Whether in Buenos Aires for business or holiday, if you have a couple of extra days a side trip to Iguazu Falls is a wonderful break from city life. Bus trips are available, but for those with limited time, the falls are a quick 90 minute flight from Buenos Aires, and if you are already in the city you can depart from the Aeroparque Jorge Newberry airport which is handy sized and just 20 minutes from downtown.
The Iguazu River and falls define the border between Brazil and Argentina and national parks on both sides are Unesco World Heritage sites. The falls are taller than Niagara, standing at 270 feet. They’re comparable to Victoria Falls in Africa in width, but punctuated by numerous islands, dividing the water flow into over 250 distinctive falls. The bulk of the water flows over an area called Devil’s Throat, creating a thundering roar and spectacular scene. Due to the subtropical location in the lush jungle, the weather can be hot and steamy. The water flow levels at the falls vary seasonally, with the months of December and January being those with the most water, but also some of the hottest months.
Aerolineas flies several flights a day to Puerto Iguazu from Buenos Aires. You won’t find a bargain airfare, but the earlier you book the more likely you’ll get a better rate. You might also try to schedule your flights in the mornings. Afternoon thunderstorms can seriously disrupt air travel in this region.
Upon arrival, your choice of accommodations in Puerto Iguazu range from basic to luxurious, across all price ranges. The town itself is nothing but a staging area for visitors to the falls with hotels and restaurants lining the main thoroughfare. A more interesting choice for a short stay is the Sheraton Iguazu Resort.

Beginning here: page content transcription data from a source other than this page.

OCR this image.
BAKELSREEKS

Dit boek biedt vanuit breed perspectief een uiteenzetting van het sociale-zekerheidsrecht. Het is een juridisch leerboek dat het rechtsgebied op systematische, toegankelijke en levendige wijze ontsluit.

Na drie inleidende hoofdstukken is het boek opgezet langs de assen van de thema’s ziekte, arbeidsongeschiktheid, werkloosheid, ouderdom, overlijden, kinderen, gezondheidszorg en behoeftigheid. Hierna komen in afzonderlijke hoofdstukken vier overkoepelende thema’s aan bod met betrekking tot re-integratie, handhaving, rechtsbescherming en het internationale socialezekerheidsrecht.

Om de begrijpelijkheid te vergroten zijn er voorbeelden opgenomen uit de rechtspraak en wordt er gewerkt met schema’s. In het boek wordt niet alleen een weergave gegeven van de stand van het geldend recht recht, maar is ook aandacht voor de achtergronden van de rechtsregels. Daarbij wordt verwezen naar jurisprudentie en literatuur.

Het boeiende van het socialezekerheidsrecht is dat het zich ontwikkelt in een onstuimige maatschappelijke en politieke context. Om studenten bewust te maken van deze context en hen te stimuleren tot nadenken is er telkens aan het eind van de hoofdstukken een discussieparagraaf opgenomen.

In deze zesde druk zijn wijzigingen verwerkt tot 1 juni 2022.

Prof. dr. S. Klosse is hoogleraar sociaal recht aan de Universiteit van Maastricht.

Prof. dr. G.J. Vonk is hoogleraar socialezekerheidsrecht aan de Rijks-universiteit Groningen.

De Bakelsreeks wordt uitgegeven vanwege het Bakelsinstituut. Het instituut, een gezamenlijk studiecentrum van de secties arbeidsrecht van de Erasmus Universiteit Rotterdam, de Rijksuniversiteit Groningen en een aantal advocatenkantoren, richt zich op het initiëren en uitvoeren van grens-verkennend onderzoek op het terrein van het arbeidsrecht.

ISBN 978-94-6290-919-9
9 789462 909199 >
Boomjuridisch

Part of the Starwood group, this hotel is actually within the grounds of Parque Nacional Iquazu. It offers the familiar westernized accommodations, along with stunning views of the falls themselves from all the common areas and many guest rooms. As an added benefit, guests are the only visitors allowed to stay within the park grounds after hours, so late afternoon and evening are quiet and peaceful, as are the cool hours of the early morning. A delightful pool and spa refresh at the end of a hot day trekking around the falls. There are several snack bars within the park, which offer the basics, and they close when the park closes, so meals must be taken at the hotel, or you can cab it into town.

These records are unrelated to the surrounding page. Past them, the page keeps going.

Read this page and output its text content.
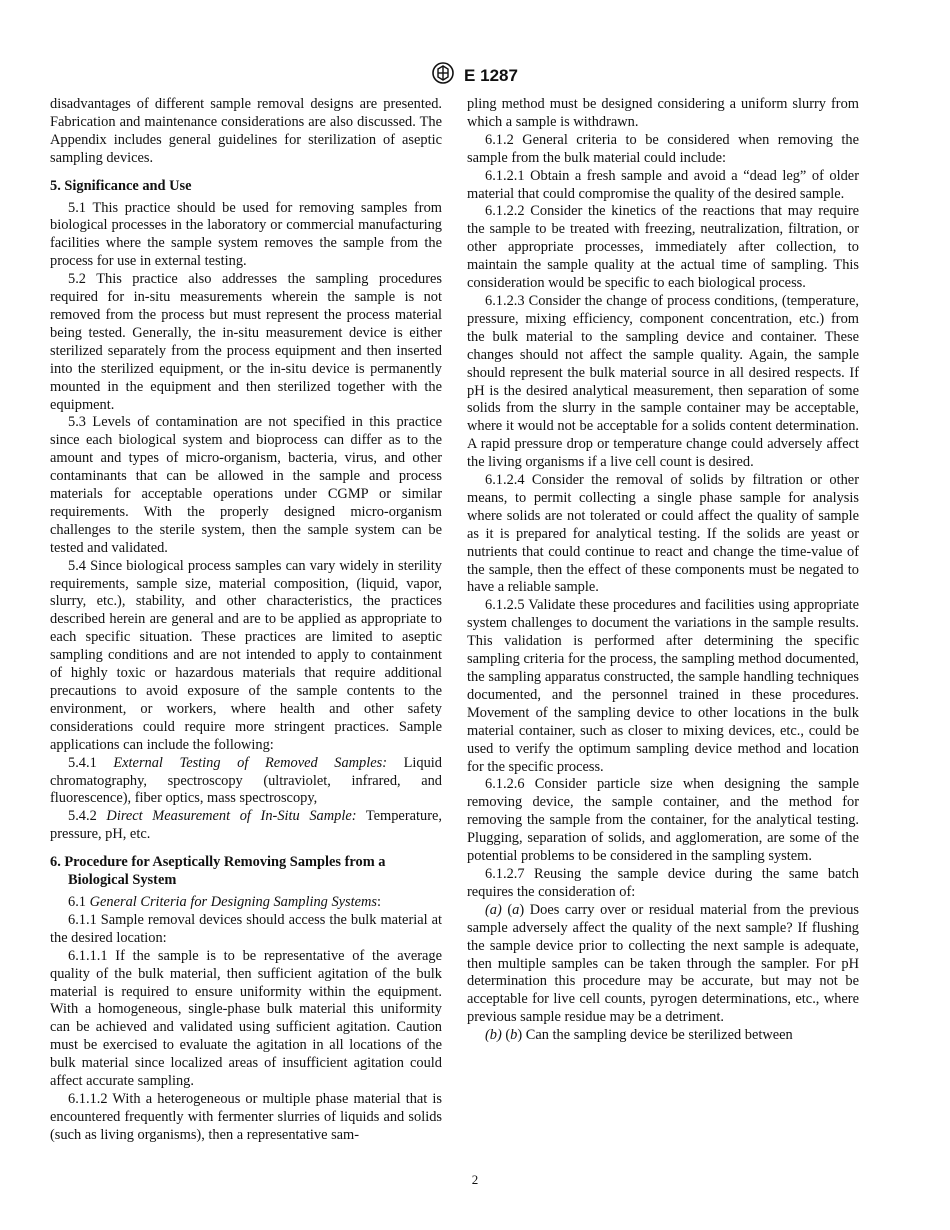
E 1287

disadvantages of different sample removal designs are presented. Fabrication and maintenance considerations are also discussed. The Appendix includes general guidelines for sterilization of aseptic sampling devices.

5. Significance and Use

5.1 This practice should be used for removing samples from biological processes in the laboratory or commercial manufacturing facilities where the sample system removes the sample from the process for use in external testing.

5.2 This practice also addresses the sampling procedures required for in-situ measurements wherein the sample is not removed from the process but must represent the process material being tested. Generally, the in-situ measurement device is either sterilized separately from the process equipment and then inserted into the sterilized equipment, or the in-situ device is permanently mounted in the equipment and then sterilized together with the equipment.

5.3 Levels of contamination are not specified in this practice since each biological system and bioprocess can differ as to the amount and types of micro-organism, bacteria, virus, and other contaminants that can be allowed in the sample and process materials for acceptable operations under CGMP or similar requirements. With the properly designed micro-organism challenges to the sterile system, then the sample system can be tested and validated.

5.4 Since biological process samples can vary widely in sterility requirements, sample size, material composition, (liquid, vapor, slurry, etc.), stability, and other characteristics, the practices described herein are general and are to be applied as appropriate to each specific situation. These practices are limited to aseptic sampling conditions and are not intended to apply to containment of highly toxic or hazardous materials that require additional precautions to avoid exposure of the sample contents to the environment, or workers, where health and other safety considerations could require more stringent practices. Sample applications can include the following:

5.4.1 External Testing of Removed Samples: Liquid chromatography, spectroscopy (ultraviolet, infrared, and fluorescence), fiber optics, mass spectroscopy,

5.4.2 Direct Measurement of In-Situ Sample: Temperature, pressure, pH, etc.

6. Procedure for Aseptically Removing Samples from a Biological System

6.1 General Criteria for Designing Sampling Systems:

6.1.1 Sample removal devices should access the bulk material at the desired location:

6.1.1.1 If the sample is to be representative of the average quality of the bulk material, then sufficient agitation of the bulk material is required to ensure uniformity within the equipment. With a homogeneous, single-phase bulk material this uniformity can be achieved and validated using sufficient agitation. Caution must be exercised to evaluate the agitation in all locations of the bulk material since localized areas of insufficient agitation could affect accurate sampling.

6.1.1.2 With a heterogeneous or multiple phase material that is encountered frequently with fermenter slurries of liquids and solids (such as living organisms), then a representative sam-

pling method must be designed considering a uniform slurry from which a sample is withdrawn.

6.1.2 General criteria to be considered when removing the sample from the bulk material could include:

6.1.2.1 Obtain a fresh sample and avoid a “dead leg” of older material that could compromise the quality of the desired sample.

6.1.2.2 Consider the kinetics of the reactions that may require the sample to be treated with freezing, neutralization, filtration, or other appropriate processes, immediately after collection, to maintain the sample quality at the actual time of sampling. This consideration would be specific to each biological process.

6.1.2.3 Consider the change of process conditions, (temperature, pressure, mixing efficiency, component concentration, etc.) from the bulk material to the sampling device and container. These changes should not affect the sample quality. Again, the sample should represent the bulk material source in all desired respects. If pH is the desired analytical measurement, then separation of some solids from the slurry in the sample container may be acceptable, where it would not be acceptable for a solids content determination. A rapid pressure drop or temperature change could adversely affect the living organisms if a live cell count is desired.

6.1.2.4 Consider the removal of solids by filtration or other means, to permit collecting a single phase sample for analysis where solids are not tolerated or could affect the quality of sample as it is prepared for analytical testing. If the solids are yeast or nutrients that could continue to react and change the time-value of the sample, then the effect of these components must be negated to have a reliable sample.

6.1.2.5 Validate these procedures and facilities using appropriate system challenges to document the variations in the sample results. This validation is performed after determining the specific sampling criteria for the process, the sampling method documented, the sampling apparatus constructed, the sample handling techniques documented, and the personnel trained in these procedures. Movement of the sampling device to other locations in the bulk material container, such as closer to mixing devices, etc., could be used to verify the optimum sampling device method and location for the specific process.

6.1.2.6 Consider particle size when designing the sample removing device, the sample container, and the method for removing the sample from the container, for the analytical testing. Plugging, separation of solids, and agglomeration, are some of the potential problems to be considered in the sampling system.

6.1.2.7 Reusing the sample device during the same batch requires the consideration of:

(a) (a) Does carry over or residual material from the previous sample adversely affect the quality of the next sample? If flushing the sample device prior to collecting the next sample is adequate, then multiple samples can be taken through the sampler. For pH determination this procedure may be accurate, but may not be acceptable for live cell counts, pyrogen determinations, etc., where previous sample residue may be a detriment.

(b) (b) Can the sampling device be sterilized between

2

The hotel will arrange a taxi pick up for you at the airport. On the way into the park the driver will make a stop at the park entrance where you pay the entry fee of about $25 USD before continuing on to the hotel. The hotel has a tour desk with maps of the various walking circuits and attractions in and around the falls, and they can book you with the various operators of excursions within the park.
If you visit Iguazu as a 1 or 2 night trip, arrive in the morning, get settled into the hotel and then strike out on one of the walking circuits to view the falls. All the trails and catwalks are well maintained, but you should wear sturdy shoes, since there are a lot of stairs and the trails closer to the river can be slippery with spray from the falls. The upper circuit gives you a good overview of the falls, but the lower circuit gets you close to the river, and it is from this route that you can cross over to Isla San Martin in the middle of the river. This route is also the jumping off point for the Jungle Explorer boat trip (extra fee) that takes you right up to the falls at Devil’s Throat and into the falls themselves on the other side of Isla San Martin. You will get soaked to the skin on this trip, so plan accordingly, but it’s a fantastic ride and a great way to cool off on a hot day.
And, don’t miss the 2 mile ride through the jungle on a small gauge railway. It’s included in your park admission fee. Travel from Estacion Cataratas to Estacion Garganta del Diablo, disembark and walk the trail and catwalks out over the river to the viewing platform above the falls. You’ll see numerous rainbows as the spray from the falls sparkles in the air. Don’t forget your camera, but do bring something to protect it from the spray.
You will certainly see some wildlife during your stay, including beautiful butterflies, lizards, monkeys, and perhaps a toucan. But, be cautious around the coatis. These are raccoon like scavengers, and they hang around the snack bars seeking hand-outs. They can be aggressive, jumping up on your table or chair to snatch your sandwich!
In a day and a half you’ll have enough time for all the above activities, plus pool time at the end of the day. If you have additional time and a Brazilian visa you might want to cross over the border for a different view of the falls.
Iguazu Falls is one of the natural wonders of the world. It’s an impressive sight not to be missed as part of a visit to Argentina.